Le temps du silence qui régnait ici depuis longtemps touche maintenant à sa fin. Les instruments sont prêts, les musiciens fantomatiques sont en place et guettent le signal. Derrière la colline, un lointain murmure vient de naître.
L'ouverture est longue, simple et discrète. Les lueurs de l'aube ont réchauffé les tuiles et dilaté la charpente qui craque doucement, rompant parfois le leitmotiv du chant des tourterelles. Les arbres caressés par les vents bruissent faiblement.
Ce matin pourrait ressembler aux matins ordinaires dans une demeure poussiéreuse mais un calme inhabituel présage d'un trouble imminent. La lumière devient verdâtre puis décline, chassée par les sombres nuées qui enveloppent le château. La force des vents s'accroît, annonçant l'arrivée de la grande tempête.

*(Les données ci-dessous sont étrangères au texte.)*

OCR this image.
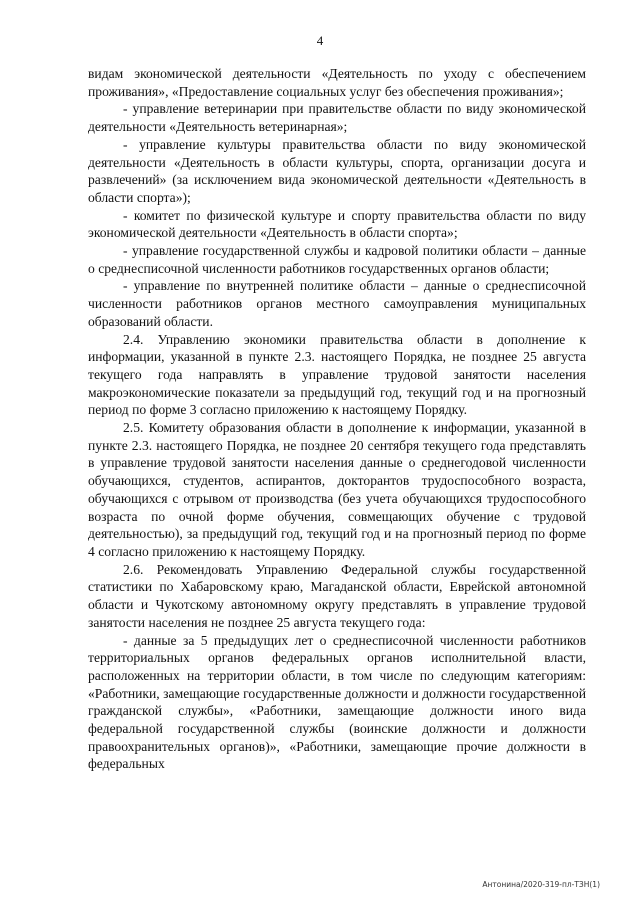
4

видам экономической деятельности «Деятельность по уходу с обеспечением проживания», «Предоставление социальных услуг без обеспечения проживания»;

- управление ветеринарии при правительстве области по виду экономической деятельности «Деятельность ветеринарная»;

- управление культуры правительства области по виду экономической деятельности «Деятельность в области культуры, спорта, организации досуга и развлечений» (за исключением вида экономической деятельности «Деятельность в области спорта»);

- комитет по физической культуре и спорту правительства области по виду экономической деятельности «Деятельность в области спорта»;

- управление государственной службы и кадровой политики области – данные о среднесписочной численности работников государственных органов области;

- управление по внутренней политике области – данные о среднесписочной численности работников органов местного самоуправления муниципальных образований области.

2.4. Управлению экономики правительства области в дополнение к информации, указанной в пункте 2.3. настоящего Порядка, не позднее 25 августа текущего года направлять в управление трудовой занятости населения макроэкономические показатели за предыдущий год, текущий год и на прогнозный период по форме 3 согласно приложению к настоящему Порядку.

2.5. Комитету образования области в дополнение к информации, указанной в пункте 2.3. настоящего Порядка, не позднее 20 сентября текущего года представлять в управление трудовой занятости населения данные о среднегодовой численности обучающихся, студентов, аспирантов, докторантов трудоспособного возраста, обучающихся с отрывом от производства (без учета обучающихся трудоспособного возраста по очной форме обучения, совмещающих обучение с трудовой деятельностью), за предыдущий год, текущий год и на прогнозный период по форме 4 согласно приложению к настоящему Порядку.

2.6. Рекомендовать Управлению Федеральной службы государственной статистики по Хабаровскому краю, Магаданской области, Еврейской автономной области и Чукотскому автономному округу представлять в управление трудовой занятости населения не позднее 25 августа текущего года:

- данные за 5 предыдущих лет о среднесписочной численности работников территориальных органов федеральных органов исполнительной власти, расположенных на территории области, в том числе по следующим категориям: «Работники, замещающие государственные должности и должности государственной гражданской службы», «Работники, замещающие должности иного вида федеральной государственной службы (воинские должности и должности правоохранительных органов)», «Работники, замещающие прочие должности в федеральных

Антонина/2020-319-пл-ТЗН(1)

Une lueur aveuglante fuse soudain par les fenêtres, métamorphosant pour un instant les moindres reliefs en créatures difformes qui s'enfuient terrifiées lorsque la détonation retentit.
Un volet se referme violemment en grinçant. Sa course s'achève contre le mur, il claque, rebondit puis reprend sa course lancinante tel un métronome obstiné


Allant crescendo, les bourrasques malmènent les poutres délabrées, virevoltent dans l'escalier puis viennent hurler leur fureur dans les couloirs désertés. Un crépitement sec martèle la toiture d'où jaillit soudain un scintillant déluge qui descend dans les étages pour terminer sa course sur le plancher éventré. Le monarque des vents impose la cadence aux éléments déchainés. Des tuiles tourbillonnent depuis les combles et s'insinuent dans l'orchestre en un staccato retentissant lorsqu'elles explosent sur le mobilier ruisselant.
Un plafond s'effondre avec fracas sur un piano oublié. Des fenêtres éclatent et donnent la réplique aux éclairs qui s'acharnent sur la toiture et ébranlent les fondations.


L'affrontement fut dantesque mais de courte durée. Après avoir dominé les combats, les vents se retirent avec majesté. Des flots tumultueux qui dévalaient l'escalier, ne subsiste plus qu'un ruisseau qui se tarit rapidement et disparait dans l'ouverture d'une cave engloutie.


Quelques ombres épuisées rampent encore dans les couloirs torturés qui retrouvent leur calme habituel. Les cieux purifiés scintillent désormais de milliards d'étoiles. C'est un matin ordinaire qui s'annonce. L'aube lumineuse et la brise légère viendront bientôt frôler les ruines d'un manoir perdu au milieu de nulle part.